In end-of-life care, carers often find themselves entering a world they are unfamiliar with – and find themselves coping with medications and equipment they know little about.
-Dr Gail Ewing
It is well established that most people would prefer to die at home rather than in hospital. The family members or friends who make this possible (carers) play a vital role in sharing care with the health care professionals involved. Just as the patient has complex and immediate needs, so does the carer. The carer provides the support needed to help someone close to them spend the last stage of their life in the familiar surroundings of their own home, within their own community.
Caring for people who are dying is stressful on multiple levels. Many carers are elderly or infirm and find themselves in situations for which they have had little preparation. Others have to juggle conflicting roles within families – for example as care-givers to relatives and as parents to young children – as well as fitting care around paid work.
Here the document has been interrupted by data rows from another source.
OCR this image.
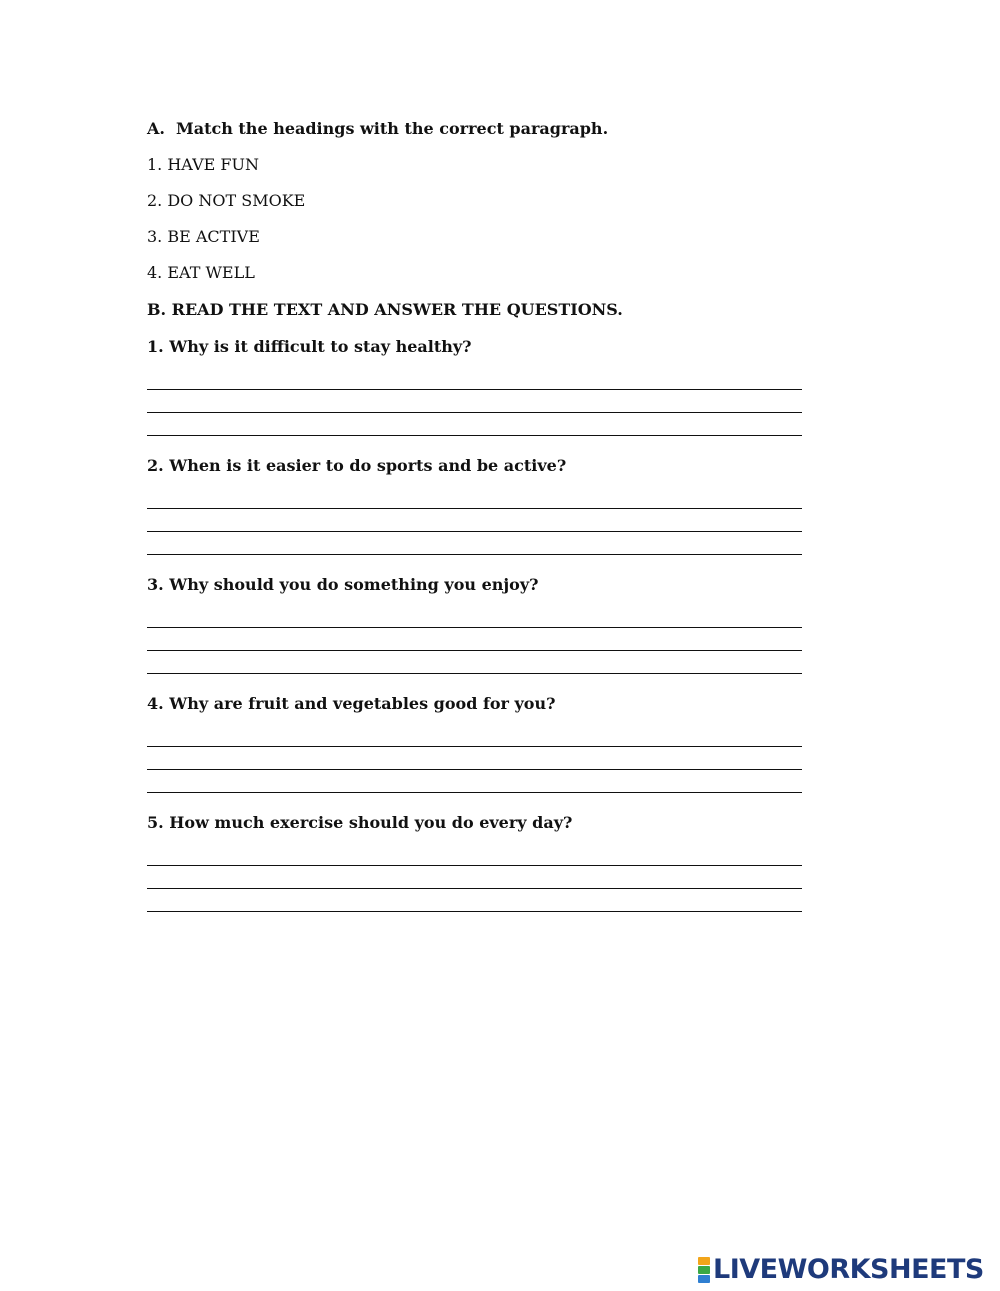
A. Match the headings with the correct paragraph.
1. HAVE FUN
2. DO NOT SMOKE
3. BE ACTIVE
4. EAT WELL
B. READ THE TEXT AND ANSWER THE QUESTIONS.
1. Why is it difficult to stay healthy?
2. When is it easier to do sports and be active?
3. Why should you do something you enjoy?
4. Why are fruit and vegetables good for you?
5. How much exercise should you do every day?
LIVEWORKSHEETS
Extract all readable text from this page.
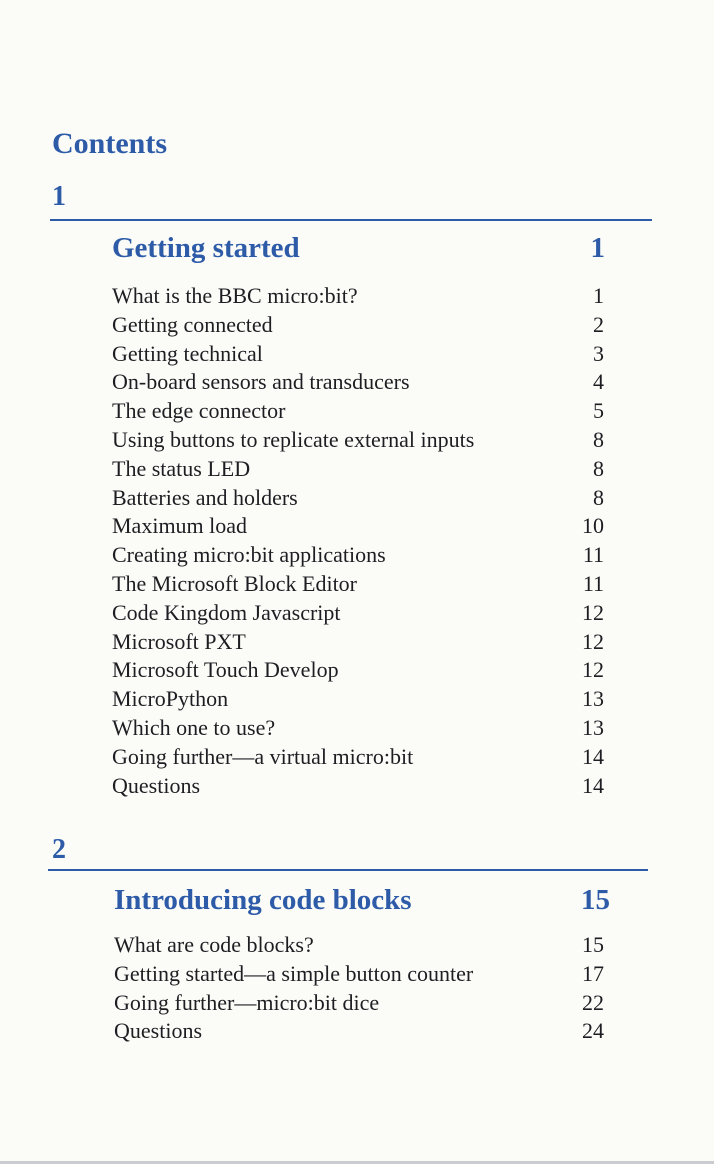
Contents
1
Getting started	1
What is the BBC micro:bit?	1
Getting connected	2
Getting technical	3
On-board sensors and transducers	4
The edge connector	5
Using buttons to replicate external inputs	8
The status LED	8
Batteries and holders	8
Maximum load	10
Creating micro:bit applications	11
The Microsoft Block Editor	11
Code Kingdom Javascript	12
Microsoft PXT	12
Microsoft Touch Develop	12
MicroPython	13
Which one to use?	13
Going further—a virtual micro:bit	14
Questions	14
2
Introducing code blocks	15
What are code blocks?	15
Getting started—a simple button counter	17
Going further—micro:bit dice	22
Questions	24
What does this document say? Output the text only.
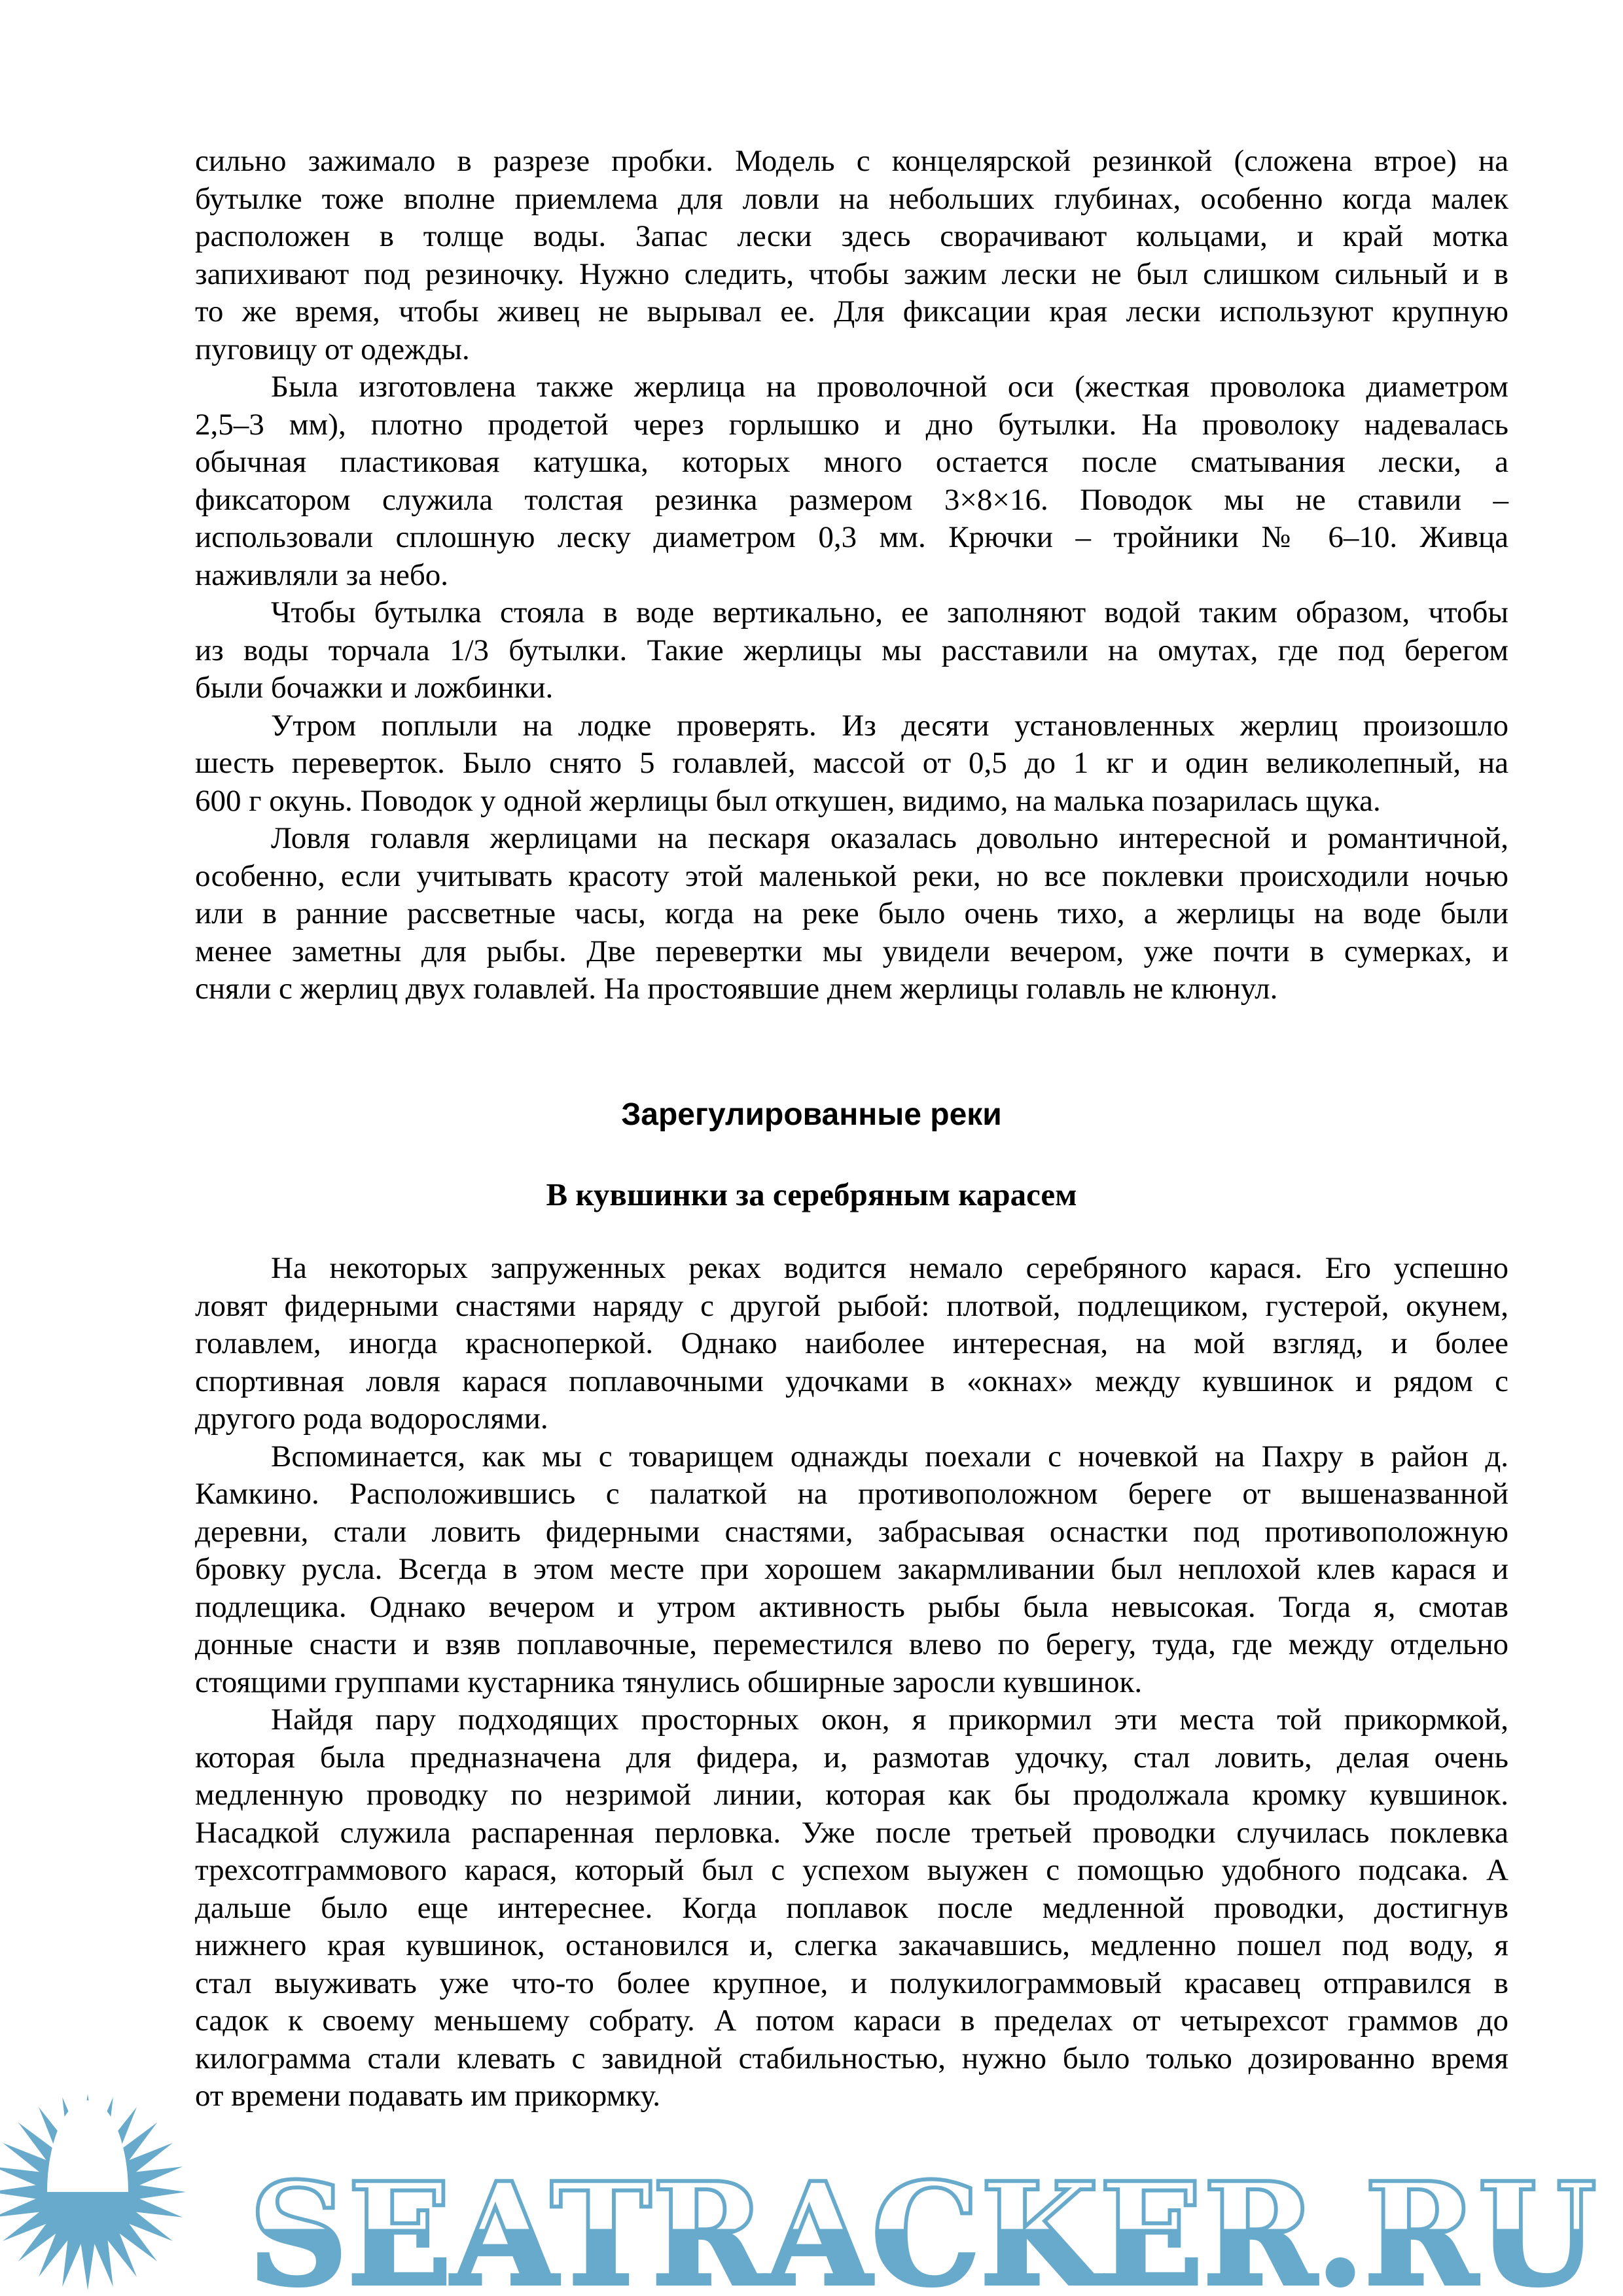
сильно зажимало в разрезе пробки. Модель с концелярской резинкой (сложена втрое) на
бутылке тоже вполне приемлема для ловли на небольших глубинах, особенно когда малек
расположен в толще воды. Запас лески здесь сворачивают кольцами, и край мотка
запихивают под резиночку. Нужно следить, чтобы зажим лески не был слишком сильный и в
то же время, чтобы живец не вырывал ее. Для фиксации края лески используют крупную
пуговицу от одежды.
Была изготовлена также жерлица на проволочной оси (жесткая проволока диаметром
2,5–3 мм), плотно продетой через горлышко и дно бутылки. На проволоку надевалась
обычная пластиковая катушка, которых много остается после сматывания лески, а
фиксатором служила толстая резинка размером 3×8×16. Поводок мы не ставили –
использовали сплошную леску диаметром 0,3 мм. Крючки – тройники № 6–10. Живца
наживляли за небо.
Чтобы бутылка стояла в воде вертикально, ее заполняют водой таким образом, чтобы
из воды торчала 1/3 бутылки. Такие жерлицы мы расставили на омутах, где под берегом
были бочажки и ложбинки.
Утром поплыли на лодке проверять. Из десяти установленных жерлиц произошло
шесть переверток. Было снято 5 голавлей, массой от 0,5 до 1 кг и один великолепный, на
600 г окунь. Поводок у одной жерлицы был откушен, видимо, на малька позарилась щука.
Ловля голавля жерлицами на пескаря оказалась довольно интересной и романтичной,
особенно, если учитывать красоту этой маленькой реки, но все поклевки происходили ночью
или в ранние рассветные часы, когда на реке было очень тихо, а жерлицы на воде были
менее заметны для рыбы. Две перевертки мы увидели вечером, уже почти в сумерках, и
сняли с жерлиц двух голавлей. На простоявшие днем жерлицы голавль не клюнул.
Зарегулированные реки
В кувшинки за серебряным карасем
На некоторых запруженных реках водится немало серебряного карася. Его успешно
ловят фидерными снастями наряду с другой рыбой: плотвой, подлещиком, густерой, окунем,
голавлем, иногда красноперкой. Однако наиболее интересная, на мой взгляд, и более
спортивная ловля карася поплавочными удочками в «окнах» между кувшинок и рядом с
другого рода водорослями.
Вспоминается, как мы с товарищем однажды поехали с ночевкой на Пахру в район д.
Камкино. Расположившись с палаткой на противоположном береге от вышеназванной
деревни, стали ловить фидерными снастями, забрасывая оснастки под противоположную
бровку русла. Всегда в этом месте при хорошем закармливании был неплохой клев карася и
подлещика. Однако вечером и утром активность рыбы была невысокая. Тогда я, смотав
донные снасти и взяв поплавочные, переместился влево по берегу, туда, где между отдельно
стоящими группами кустарника тянулись обширные заросли кувшинок.
Найдя пару подходящих просторных окон, я прикормил эти места той прикормкой,
которая была предназначена для фидера, и, размотав удочку, стал ловить, делая очень
медленную проводку по незримой линии, которая как бы продолжала кромку кувшинок.
Насадкой служила распаренная перловка. Уже после третьей проводки случилась поклевка
трехсотграммового карася, который был с успехом выужен с помощью удобного подсака. А
дальше было еще интереснее. Когда поплавок после медленной проводки, достигнув
нижнего края кувшинок, остановился и, слегка закачавшись, медленно пошел под воду, я
стал выуживать уже что-то более крупное, и полукилограммовый красавец отправился в
садок к своему меньшему собрату. А потом караси в пределах от четырехсот граммов до
килограмма стали клевать с завидной стабильностью, нужно было только дозированно время
от времени подавать им прикормку.
SEATRACKER.RU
Pioneering research into the day-to-day experiences of a range of people who have recently provided this kind of support to family or friends has led to the development of an accessible but comprehensive tool for assessing the support needs of carers – and thus providing a point of reference for putting that support into place.
The Carer Support Needs Assessment Tool (CSNAT) has been developed by Dr Gail Ewing, a senior researcher at the Centre for Family Research, University of Cambridge, in partnership with Professor Gunn Grande at the University of Manchester. Both have long experience of palliative and end of life care research, particularly with carers.Their work was carried out in collaboration with the National Association for Hospice at Home.